De Eaglesburn 46% Private Cask die ik onlangs zomaar in de schoot geworpen kreeg is een verrassende klapvoorjebekwhisky met afwijkende smaken die oosters aandoen; vijfkruidenpoeder, steranijs, scherpe watermunt. Ik heb een sterke associatie met Beerenburg, richting kruidenbitter dus. Ook de gedachte aan Amrut is onvermijdelijk.
Ik kreeg twee samples van mijn nieuwe Facebookvriend Chris, tevens medeminicaskhouder. We hebben beide (maar goed, baas boven baas, hij 8 en ik maar 4 liter) sinds kort ons eigenste eikenhouten vat. Hij schijnt er meerdere te hebben, op diverse plekken, met diverse inhouden van nooitvangehoordstokers - Mike, let effe op, wil je?
Het is een zeer herkenbaar en zéker niet veilig of middle-of-the-road product. Drie jaar op een dertig-litervaatje nieuw Europees eiken dat eerst nog 6 weken Oloroso gedragen heeft levert een oraal spektakelstuk van jewelste op. De newmake is licht gepeat, zo vermeldt mijn leverancier - en dat is fijn, zo in de verte en vooral in de afdronk voegt dat zeker een extra dimensie toe. Het is een branieschopper met een serieus autoriteitsprobleem, lijkt mij zo. Ik hou daar wel van. Of ik er nou per se een hele fles van wil, dat weet ik niet (naarmate ik nou wat verder in het sample gedoken ben verandert er iets - ik wil dus zeker wél een fles)- waarbij de bravoure een absolute aanrader is.
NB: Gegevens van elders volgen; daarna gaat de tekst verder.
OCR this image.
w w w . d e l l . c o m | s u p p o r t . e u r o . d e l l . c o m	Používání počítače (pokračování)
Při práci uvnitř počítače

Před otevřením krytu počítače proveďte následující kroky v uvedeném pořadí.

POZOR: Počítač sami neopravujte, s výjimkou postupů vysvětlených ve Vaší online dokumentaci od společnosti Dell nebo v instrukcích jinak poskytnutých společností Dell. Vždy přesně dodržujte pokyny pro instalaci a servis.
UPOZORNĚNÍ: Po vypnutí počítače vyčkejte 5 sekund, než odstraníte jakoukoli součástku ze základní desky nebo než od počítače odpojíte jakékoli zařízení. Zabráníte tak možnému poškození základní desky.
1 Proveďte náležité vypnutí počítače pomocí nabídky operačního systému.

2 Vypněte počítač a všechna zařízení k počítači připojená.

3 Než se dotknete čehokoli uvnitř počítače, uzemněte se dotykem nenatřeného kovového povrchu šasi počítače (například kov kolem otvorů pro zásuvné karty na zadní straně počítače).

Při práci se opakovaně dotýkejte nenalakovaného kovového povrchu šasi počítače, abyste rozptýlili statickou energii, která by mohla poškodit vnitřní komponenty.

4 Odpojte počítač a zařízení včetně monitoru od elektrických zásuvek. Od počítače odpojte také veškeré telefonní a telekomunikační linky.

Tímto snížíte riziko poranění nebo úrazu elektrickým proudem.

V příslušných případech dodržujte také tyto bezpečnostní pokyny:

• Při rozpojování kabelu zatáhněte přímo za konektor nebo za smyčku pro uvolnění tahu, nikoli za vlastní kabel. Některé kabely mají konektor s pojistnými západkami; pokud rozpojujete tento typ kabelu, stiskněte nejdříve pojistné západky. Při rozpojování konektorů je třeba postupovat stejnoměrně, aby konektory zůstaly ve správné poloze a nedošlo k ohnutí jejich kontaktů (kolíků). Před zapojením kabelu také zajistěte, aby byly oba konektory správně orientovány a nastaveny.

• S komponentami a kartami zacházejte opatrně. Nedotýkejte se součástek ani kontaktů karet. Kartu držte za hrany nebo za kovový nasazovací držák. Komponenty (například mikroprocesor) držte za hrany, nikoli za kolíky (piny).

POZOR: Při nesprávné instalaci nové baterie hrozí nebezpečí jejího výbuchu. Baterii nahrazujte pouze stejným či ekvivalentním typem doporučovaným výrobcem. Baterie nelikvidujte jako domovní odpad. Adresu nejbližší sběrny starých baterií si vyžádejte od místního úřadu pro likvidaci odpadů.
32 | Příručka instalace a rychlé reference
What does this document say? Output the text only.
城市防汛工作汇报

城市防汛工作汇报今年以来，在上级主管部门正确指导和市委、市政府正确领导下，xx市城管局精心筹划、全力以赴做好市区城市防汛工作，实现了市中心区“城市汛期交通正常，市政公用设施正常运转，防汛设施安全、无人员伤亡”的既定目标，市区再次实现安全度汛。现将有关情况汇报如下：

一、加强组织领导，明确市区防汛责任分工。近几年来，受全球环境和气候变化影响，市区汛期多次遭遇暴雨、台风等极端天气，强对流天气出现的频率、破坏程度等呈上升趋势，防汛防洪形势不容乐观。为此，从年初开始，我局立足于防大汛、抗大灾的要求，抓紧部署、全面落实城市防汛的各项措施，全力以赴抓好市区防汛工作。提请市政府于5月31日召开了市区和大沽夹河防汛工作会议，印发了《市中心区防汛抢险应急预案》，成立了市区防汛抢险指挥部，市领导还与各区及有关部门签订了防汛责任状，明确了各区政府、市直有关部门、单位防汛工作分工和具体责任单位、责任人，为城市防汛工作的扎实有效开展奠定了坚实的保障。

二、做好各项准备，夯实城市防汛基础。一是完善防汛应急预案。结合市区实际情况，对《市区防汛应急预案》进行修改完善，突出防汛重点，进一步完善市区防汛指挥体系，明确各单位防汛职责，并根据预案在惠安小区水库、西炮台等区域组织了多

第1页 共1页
In een wat brave kast vol brave flessen van brave merken met brave rijpingsverhalen heb je nog eens een bommetje om als talking point op tafel te zetten, hij maakt de tongen zeker los.
Ik heb ook nog een sample op cask strength, in ieder geval boven de 60%, de rest is kommaneukerij. Die komt binnenkort ook eens aan de beurt maar daaraan vooraf wil ik echt eerst een biertje of twee en een wat mildere whisky.
Eaglesburn, kortom, is On Fire (see what I did there?).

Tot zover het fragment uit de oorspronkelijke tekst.